Corneal cross-linking has also been used successfully in the treatment of iatrogenic ectasia after excimer laser ablation. In a recently published study, CXL was performed in ten patients with a formerly undiagnosed forme fruste keratoconus or pellucid marginal corneal degeneration that underwent LASIK for the correction of myopic astigmatism and subsequently developed iatrogenic keratectasia [8]. CXL led to an arrest and/or even a partial reversal of keratectasia over a postoperative follow-up period of up to 25 months as demonstrated by pre- and postoperative corneal topography and reduction of maximal K-readings.
CXL treatment has an arresting effect in the progression of keratoconus. A small regression occurring may be explained as an effect of the rearrangement of corneal lamellae and the surrounding matrix [2]. Due to an increased number of cross-linking sites within the collagen molecule after CXL, stiffer fibrils and lamellae are likely generated. This process produces a rearrangement of corneal lamellae and the consequent relocation of the surrounding matrix, which, in turn, results in the reduction of the central corneal curvature.

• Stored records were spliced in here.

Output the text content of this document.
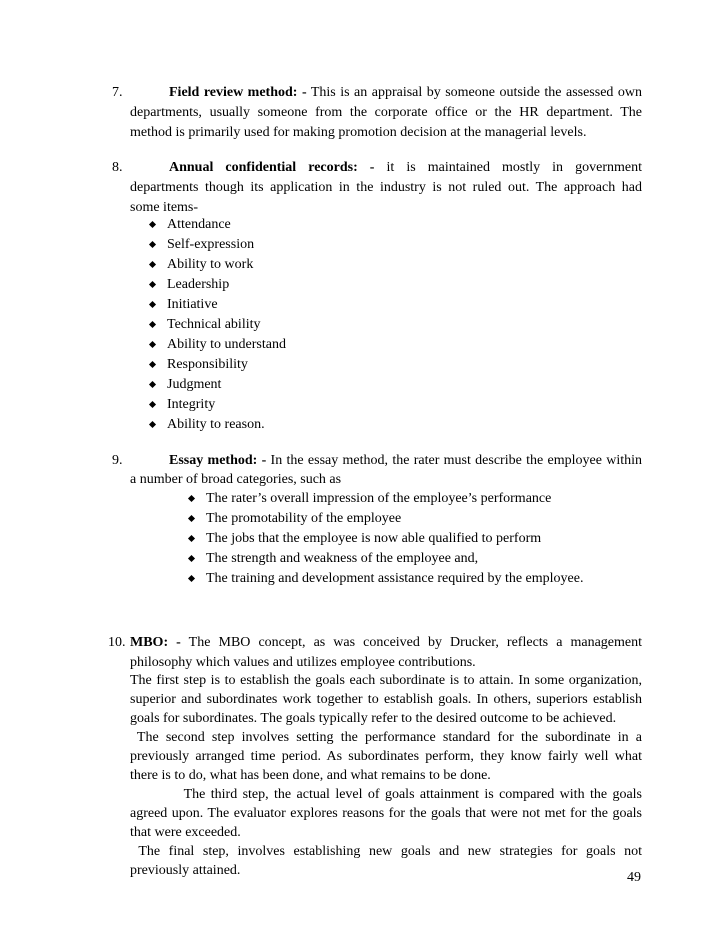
7.	Field review method: - This is an appraisal by someone outside the assessed own
departments, usually someone from the corporate office or the HR department. The
method is primarily used for making promotion decision at the managerial levels.
8.	Annual confidential records: - it is maintained mostly in government
departments though its application in the industry is not ruled out. The approach had
some items-
Attendance
Self-expression
Ability to work
Leadership
Initiative
Technical ability
Ability to understand
Responsibility
Judgment
Integrity
Ability to reason.
9.	Essay method: - In the essay method, the rater must describe the employee within
a number of broad categories, such as
The rater’s overall impression of the employee’s performance
The promotability of the employee
The jobs that the employee is now able qualified to perform
The strength and weakness of the employee and,
The training and development assistance required by the employee.
10. MBO: - The MBO concept, as was conceived by Drucker, reflects a management
philosophy which values and utilizes employee contributions.
The first step is to establish the goals each subordinate is to attain. In some organization,
superior and subordinates work together to establish goals. In others, superiors establish
goals for subordinates. The goals typically refer to the desired outcome to be achieved.
The second step involves setting the performance standard for the subordinate in a
previously arranged time period. As subordinates perform, they know fairly well what
there is to do, what has been done, and what remains to be done.
The third step, the actual level of goals attainment is compared with the goals
agreed upon. The evaluator explores reasons for the goals that were not met for the goals
that were exceeded.
The final step, involves establishing new goals and new strategies for goals not
previously attained.	49
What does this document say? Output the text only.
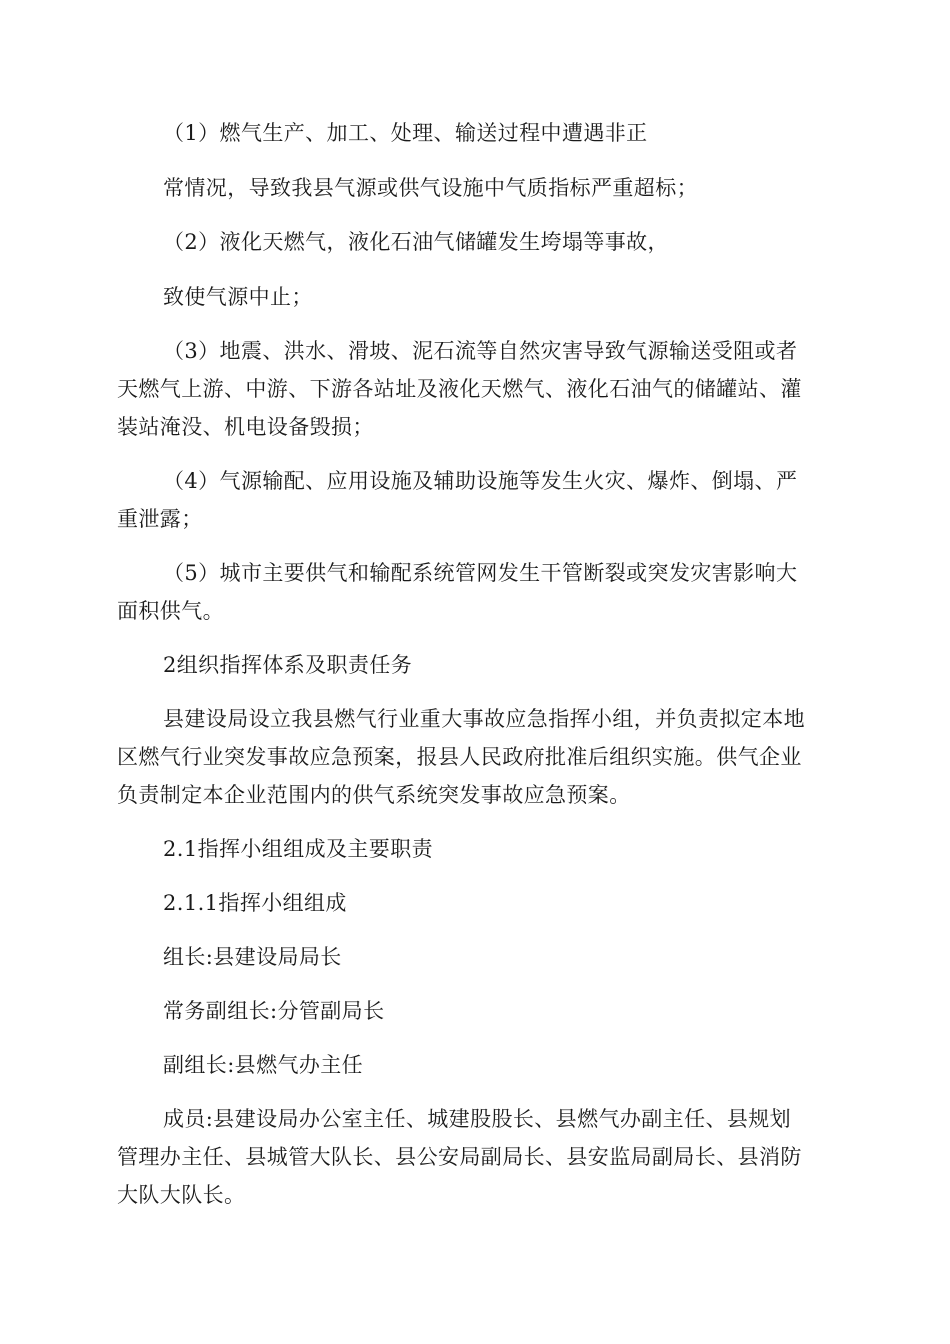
（1）燃气生产、加工、处理、输送过程中遭遇非正

常情况，导致我县气源或供气设施中气质指标严重超标；

（2）液化天燃气，液化石油气储罐发生垮塌等事故，

致使气源中止；

（3）地震、洪水、滑坡、泥石流等自然灾害导致气源输送受阻或者

天燃气上游、中游、下游各站址及液化天燃气、液化石油气的储罐站、灌

装站淹没、机电设备毁损；

（4）气源输配、应用设施及辅助设施等发生火灾、爆炸、倒塌、严

重泄露；

（5）城市主要供气和输配系统管网发生干管断裂或突发灾害影响大

面积供气。

2组织指挥体系及职责任务

县建设局设立我县燃气行业重大事故应急指挥小组，并负责拟定本地

区燃气行业突发事故应急预案，报县人民政府批准后组织实施。供气企业

负责制定本企业范围内的供气系统突发事故应急预案。

2.1指挥小组组成及主要职责

2.1.1指挥小组组成

组长:县建设局局长

常务副组长:分管副局长

副组长:县燃气办主任

成员:县建设局办公室主任、城建股股长、县燃气办副主任、县规划

管理办主任、县城管大队长、县公安局副局长、县安监局副局长、县消防

大队大队长。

Considering the collagen turnover in the cornea of several years, it is yet to be seen in the long-term studies whether the repeated treatment may be necessary.
CONCLUSIONS
Keratoconus is a progressive ectatic disorder leading to visual deterioration due to irregular astigmatism and in advanced cases corneal scarring. Until recently, treatment options included spectacles, rigid gas permeable contact lenses and Intracorneal ring segments. Corneal Collagen cross- linking (CXL) with Riboflavin and UVA irradiation is a minimal invasive technique that modifies corneal stromal structures and increases corneal stability. From the studies presented in the manuscript, it is shown the arresting effect of CXL in keratoconic patients. It is also proved the efficacy of the procedure in reducing the corneal curvature, spherical equivalent refraction and refractive cylinder in keratoconic eyes after the application of CXL. The safety of the method is also demonstrated from the fact that there was no discrepancy in terms of endothelial cell density between treated and no treated eyes.